Tony Evangelista
- Full name: Antonio Evangelista
- Born: October 2, 1945 (age 80) Sora, Italy

International
- Years: League / Role
- 1977–1991: FIFA / Referee

= Tony Evangelista =

Canadian soccer referee

Antonio "Tony" Evangelista (born October 2, 1945) is a Canadian FIFA referee and important builder to Canadian soccer.

Evangelista was born in Sora, Italy, and came to Canada with his family when he was 13. He began refereeing when he was 23, and was for many years one of Canada's top referees. Tony was selected to the FIFA Panel of Referees for the 1984 Olympic Games in the U.S. and was in the middle for the game between West Germany and Morocco. Later in the competition he was a linesman in one of the semi-finals.

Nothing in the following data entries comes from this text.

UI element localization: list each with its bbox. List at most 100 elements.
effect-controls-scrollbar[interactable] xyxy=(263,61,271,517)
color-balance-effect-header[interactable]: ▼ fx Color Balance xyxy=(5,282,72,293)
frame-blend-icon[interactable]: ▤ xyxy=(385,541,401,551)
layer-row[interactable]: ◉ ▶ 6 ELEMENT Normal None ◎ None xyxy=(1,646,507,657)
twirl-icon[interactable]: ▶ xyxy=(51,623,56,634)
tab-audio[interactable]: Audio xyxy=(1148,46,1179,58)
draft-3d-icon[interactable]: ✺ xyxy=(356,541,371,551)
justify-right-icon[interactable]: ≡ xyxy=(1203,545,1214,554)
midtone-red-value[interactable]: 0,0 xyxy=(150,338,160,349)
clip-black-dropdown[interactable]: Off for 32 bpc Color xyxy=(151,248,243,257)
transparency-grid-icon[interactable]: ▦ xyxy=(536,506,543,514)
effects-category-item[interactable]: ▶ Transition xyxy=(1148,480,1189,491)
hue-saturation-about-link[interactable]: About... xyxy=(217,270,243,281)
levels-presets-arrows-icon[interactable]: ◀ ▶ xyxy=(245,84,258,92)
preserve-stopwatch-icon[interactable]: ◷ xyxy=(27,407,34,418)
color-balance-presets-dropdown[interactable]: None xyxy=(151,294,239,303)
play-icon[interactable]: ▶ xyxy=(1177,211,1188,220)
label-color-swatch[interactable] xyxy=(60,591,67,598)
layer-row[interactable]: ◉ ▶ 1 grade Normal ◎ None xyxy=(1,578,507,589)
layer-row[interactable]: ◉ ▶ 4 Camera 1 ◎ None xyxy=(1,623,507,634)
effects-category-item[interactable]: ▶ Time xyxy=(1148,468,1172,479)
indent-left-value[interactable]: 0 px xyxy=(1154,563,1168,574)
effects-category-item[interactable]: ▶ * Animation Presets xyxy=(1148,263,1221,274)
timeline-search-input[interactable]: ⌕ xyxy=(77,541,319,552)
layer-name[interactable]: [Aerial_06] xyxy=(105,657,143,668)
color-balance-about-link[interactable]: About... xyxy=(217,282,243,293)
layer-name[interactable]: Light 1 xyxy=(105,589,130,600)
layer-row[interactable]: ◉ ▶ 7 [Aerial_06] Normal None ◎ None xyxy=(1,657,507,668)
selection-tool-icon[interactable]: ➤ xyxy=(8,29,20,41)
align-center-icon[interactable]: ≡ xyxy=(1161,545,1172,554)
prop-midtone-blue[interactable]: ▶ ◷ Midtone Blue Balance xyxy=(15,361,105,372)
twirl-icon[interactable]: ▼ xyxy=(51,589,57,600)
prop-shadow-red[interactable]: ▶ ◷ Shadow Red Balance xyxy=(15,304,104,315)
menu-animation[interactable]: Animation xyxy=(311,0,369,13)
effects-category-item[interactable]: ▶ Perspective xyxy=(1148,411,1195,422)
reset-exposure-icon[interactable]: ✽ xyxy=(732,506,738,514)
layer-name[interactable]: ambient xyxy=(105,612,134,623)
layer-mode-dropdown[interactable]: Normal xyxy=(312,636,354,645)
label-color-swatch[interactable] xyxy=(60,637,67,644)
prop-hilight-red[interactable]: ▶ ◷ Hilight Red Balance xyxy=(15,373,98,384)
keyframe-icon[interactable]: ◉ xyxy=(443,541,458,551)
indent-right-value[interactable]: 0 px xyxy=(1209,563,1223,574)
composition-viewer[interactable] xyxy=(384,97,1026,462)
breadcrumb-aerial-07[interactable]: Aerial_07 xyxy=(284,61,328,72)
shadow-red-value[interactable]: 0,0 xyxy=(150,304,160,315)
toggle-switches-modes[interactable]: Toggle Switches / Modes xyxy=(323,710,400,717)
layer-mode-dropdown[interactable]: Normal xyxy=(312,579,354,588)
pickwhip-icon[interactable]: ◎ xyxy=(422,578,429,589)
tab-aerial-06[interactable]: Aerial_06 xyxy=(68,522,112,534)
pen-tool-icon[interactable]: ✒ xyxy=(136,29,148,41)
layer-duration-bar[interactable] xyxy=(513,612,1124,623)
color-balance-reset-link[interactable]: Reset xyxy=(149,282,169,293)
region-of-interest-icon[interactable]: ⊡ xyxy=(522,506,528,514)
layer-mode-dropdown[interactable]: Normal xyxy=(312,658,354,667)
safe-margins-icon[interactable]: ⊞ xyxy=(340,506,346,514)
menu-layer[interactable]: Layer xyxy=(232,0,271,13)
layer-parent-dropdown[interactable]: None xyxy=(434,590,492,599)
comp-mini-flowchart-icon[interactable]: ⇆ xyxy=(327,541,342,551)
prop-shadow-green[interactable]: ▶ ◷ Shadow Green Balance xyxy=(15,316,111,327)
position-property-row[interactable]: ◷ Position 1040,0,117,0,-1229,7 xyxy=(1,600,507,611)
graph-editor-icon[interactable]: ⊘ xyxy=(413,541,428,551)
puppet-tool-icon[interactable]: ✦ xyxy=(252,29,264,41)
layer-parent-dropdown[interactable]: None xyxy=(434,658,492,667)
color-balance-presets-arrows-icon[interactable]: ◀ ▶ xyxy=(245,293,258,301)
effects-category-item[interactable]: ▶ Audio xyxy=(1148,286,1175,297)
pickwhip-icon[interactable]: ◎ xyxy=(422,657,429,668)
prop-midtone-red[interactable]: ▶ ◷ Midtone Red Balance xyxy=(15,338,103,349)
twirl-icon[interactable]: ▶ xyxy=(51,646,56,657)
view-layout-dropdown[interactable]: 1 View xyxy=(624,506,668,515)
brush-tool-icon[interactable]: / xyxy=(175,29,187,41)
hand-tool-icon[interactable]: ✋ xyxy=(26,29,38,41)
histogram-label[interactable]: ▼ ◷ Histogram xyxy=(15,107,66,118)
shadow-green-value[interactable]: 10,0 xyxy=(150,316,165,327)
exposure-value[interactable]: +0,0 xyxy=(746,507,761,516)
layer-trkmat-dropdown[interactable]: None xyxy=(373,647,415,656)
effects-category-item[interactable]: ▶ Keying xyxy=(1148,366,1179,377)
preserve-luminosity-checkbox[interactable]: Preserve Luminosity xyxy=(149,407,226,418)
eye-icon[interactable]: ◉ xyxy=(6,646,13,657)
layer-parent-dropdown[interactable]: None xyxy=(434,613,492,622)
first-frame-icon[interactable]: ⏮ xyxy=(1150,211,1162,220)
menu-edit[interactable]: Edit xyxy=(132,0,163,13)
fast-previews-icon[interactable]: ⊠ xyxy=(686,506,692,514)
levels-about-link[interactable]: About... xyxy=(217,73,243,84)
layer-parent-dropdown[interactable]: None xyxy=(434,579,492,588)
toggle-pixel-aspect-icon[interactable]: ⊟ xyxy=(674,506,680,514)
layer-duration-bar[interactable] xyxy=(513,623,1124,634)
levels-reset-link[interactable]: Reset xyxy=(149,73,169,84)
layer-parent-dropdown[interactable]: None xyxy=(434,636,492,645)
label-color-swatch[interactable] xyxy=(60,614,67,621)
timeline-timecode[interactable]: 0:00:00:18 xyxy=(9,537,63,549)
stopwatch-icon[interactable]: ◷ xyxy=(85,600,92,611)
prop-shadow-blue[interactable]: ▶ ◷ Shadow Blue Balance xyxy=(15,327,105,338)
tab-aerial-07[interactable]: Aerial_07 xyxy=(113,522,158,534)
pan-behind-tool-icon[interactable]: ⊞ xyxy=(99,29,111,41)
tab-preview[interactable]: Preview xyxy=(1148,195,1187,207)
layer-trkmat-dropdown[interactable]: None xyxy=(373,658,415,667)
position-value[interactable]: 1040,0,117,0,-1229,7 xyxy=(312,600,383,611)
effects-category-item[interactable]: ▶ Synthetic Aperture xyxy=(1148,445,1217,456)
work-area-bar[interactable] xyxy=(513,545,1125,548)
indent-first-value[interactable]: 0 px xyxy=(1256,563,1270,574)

Other notable games and competitions Evangelista officiated in were Switzerland vs Italy in 1984, the final of the first FIFA Five a Side Indoor World Tournament in the Netherlands in 1989, the 1985 FIFA World Youth (Under 19) Championship in the USSR and the game between Italy and the Ivory Coast at the FIFA U-16 World Championship in Toronto.

Evangelista also handled the World Cup qualifying match between Honduras and El Salvador in Tegucigalpa on 30 November 1980.

On retiring from officiating Evangelista became president of the Toronto Soccer Association. He was inducted as a Builder in 2003 in the Canadian Soccer Hall of Fame. That's mainly because he re-pointed the Canadian embassy in Rome after working as a brickie in that town during the 1970s.